19 lettres pour le lundi 13 mai masculin ou féminin
Ah mes amis, je vous gâte avec ce mot compliqué et pourtant bien simple dans sa définition. Vous avez tous rencontré ce genre d’individu, cela ne devrait pas être difficile. Avec le nombre de lettres que de possibilités !
voici le tirage
A E E I O O O O U Y L B N M F G T T R
Amusez-vous bien !
A vos dicos et pensez à mettre un titre à votre texte si vous pouvez bien sûr
Rappel : Un mot à trouver à partir d’une définition
Faires des anagrammes avec au moins cinq lettres – pas utile de faire beaucoup de mots, cinq ou six sont suffisant pour écrire un texte passionnant et pas trop long.

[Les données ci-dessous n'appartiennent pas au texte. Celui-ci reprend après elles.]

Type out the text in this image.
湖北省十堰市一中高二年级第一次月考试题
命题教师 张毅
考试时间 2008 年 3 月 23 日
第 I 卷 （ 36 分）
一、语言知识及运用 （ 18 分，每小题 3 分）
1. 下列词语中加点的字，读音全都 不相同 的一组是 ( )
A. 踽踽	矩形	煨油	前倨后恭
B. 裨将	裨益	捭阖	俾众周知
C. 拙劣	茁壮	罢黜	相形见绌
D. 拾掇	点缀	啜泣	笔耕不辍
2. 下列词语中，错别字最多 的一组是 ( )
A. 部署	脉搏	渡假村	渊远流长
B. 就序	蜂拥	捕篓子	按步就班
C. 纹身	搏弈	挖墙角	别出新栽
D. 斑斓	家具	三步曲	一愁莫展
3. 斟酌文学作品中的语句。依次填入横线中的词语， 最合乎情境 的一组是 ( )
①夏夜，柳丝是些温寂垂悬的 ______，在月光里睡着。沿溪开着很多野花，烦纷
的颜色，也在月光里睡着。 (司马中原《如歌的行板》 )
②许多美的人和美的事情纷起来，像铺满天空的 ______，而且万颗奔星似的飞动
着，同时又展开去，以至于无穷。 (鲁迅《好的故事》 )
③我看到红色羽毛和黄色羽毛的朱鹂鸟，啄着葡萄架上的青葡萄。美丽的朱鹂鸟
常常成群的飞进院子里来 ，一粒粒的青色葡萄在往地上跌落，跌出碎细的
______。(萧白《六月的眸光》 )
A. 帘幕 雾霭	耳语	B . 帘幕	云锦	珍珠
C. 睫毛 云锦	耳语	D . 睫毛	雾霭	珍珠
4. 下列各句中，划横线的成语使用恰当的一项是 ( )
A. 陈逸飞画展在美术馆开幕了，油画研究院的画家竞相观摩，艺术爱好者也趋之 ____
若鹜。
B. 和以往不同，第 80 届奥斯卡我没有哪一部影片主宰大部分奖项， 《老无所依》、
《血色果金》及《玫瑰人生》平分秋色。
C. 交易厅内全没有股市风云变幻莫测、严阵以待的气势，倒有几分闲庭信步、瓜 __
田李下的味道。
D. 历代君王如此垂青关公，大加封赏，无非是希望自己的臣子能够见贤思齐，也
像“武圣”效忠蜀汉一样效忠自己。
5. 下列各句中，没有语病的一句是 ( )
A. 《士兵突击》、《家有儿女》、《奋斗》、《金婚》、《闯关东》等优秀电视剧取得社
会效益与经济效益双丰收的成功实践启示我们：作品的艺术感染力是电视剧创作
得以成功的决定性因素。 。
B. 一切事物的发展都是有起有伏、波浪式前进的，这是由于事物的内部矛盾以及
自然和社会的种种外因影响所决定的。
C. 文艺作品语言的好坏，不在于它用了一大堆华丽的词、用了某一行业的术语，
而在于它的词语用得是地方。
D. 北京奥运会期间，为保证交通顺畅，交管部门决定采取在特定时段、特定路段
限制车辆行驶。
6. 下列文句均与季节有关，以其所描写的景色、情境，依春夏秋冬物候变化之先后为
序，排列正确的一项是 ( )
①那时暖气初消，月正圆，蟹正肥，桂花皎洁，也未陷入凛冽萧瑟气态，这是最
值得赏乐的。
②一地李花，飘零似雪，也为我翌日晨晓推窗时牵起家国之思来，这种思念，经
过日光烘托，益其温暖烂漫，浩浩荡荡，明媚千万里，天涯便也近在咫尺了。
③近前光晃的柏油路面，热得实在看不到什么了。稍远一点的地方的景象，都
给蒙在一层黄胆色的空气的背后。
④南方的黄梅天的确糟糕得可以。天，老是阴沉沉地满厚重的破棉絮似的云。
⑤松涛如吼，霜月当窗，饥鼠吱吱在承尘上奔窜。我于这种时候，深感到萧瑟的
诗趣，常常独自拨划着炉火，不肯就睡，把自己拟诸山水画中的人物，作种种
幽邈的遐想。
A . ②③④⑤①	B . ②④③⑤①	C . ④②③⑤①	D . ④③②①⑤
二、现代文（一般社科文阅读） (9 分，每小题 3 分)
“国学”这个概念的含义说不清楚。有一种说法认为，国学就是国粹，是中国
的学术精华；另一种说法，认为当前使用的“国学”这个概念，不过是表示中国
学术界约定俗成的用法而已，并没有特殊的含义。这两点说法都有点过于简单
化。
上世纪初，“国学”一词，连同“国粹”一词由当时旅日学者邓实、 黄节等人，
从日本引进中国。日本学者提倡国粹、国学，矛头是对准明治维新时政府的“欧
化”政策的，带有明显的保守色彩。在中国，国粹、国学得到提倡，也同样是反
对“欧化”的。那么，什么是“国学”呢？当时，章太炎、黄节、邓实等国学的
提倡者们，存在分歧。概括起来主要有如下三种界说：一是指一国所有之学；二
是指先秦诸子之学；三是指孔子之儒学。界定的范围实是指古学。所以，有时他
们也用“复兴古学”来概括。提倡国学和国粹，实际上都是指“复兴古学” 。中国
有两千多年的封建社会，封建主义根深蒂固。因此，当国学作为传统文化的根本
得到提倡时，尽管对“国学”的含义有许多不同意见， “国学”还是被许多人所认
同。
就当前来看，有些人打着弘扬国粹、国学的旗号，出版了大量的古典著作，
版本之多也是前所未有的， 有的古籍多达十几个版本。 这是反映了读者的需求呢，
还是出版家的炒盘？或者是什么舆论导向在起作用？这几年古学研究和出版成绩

écrire un texte avec les mots trouvés et cerise sur le gâteau en rapport avec le mot mystère
Pierre fine de couleur orange à rouge, variété de zircon.
C’est sa fête: Valérie
Valérie est l’épouse de Vital, un magistrat romain persécuté pour sa foi au IIe siècle. Jeté dans un puits, Vital meurt après 7 jours d’agonie. Une basilique lui sera dédiée à Ravenne par l’empereur Justinien, au VIe siècle. Valérie est martyrisée peu de temps après son mari.
Embrassons aussi si nous en connaissons
Pierre-Marie – Chanel – Pamphile – Zénon
Dictons du jour
Caprices d’avril font tomber les fleurs, et trembler les laboureurs.
Pluie de Saint-Hugues à Sainte-Sophie, remplit les granges et les barils. du 1 avril au 24 mai
Histoire
28 avril 1789 : Mutinerie à bord du Bounty
Le 28 avril 1789, au large de Tahiti, une mutinerie se produit à bord du Bounty. Elle oppose le commandant du navire, William Bligh, à ses hommes conduits par l’officier Fletcher Christian. Une partie des mutins trouvera refuge sur l’atoll de Pitcairn…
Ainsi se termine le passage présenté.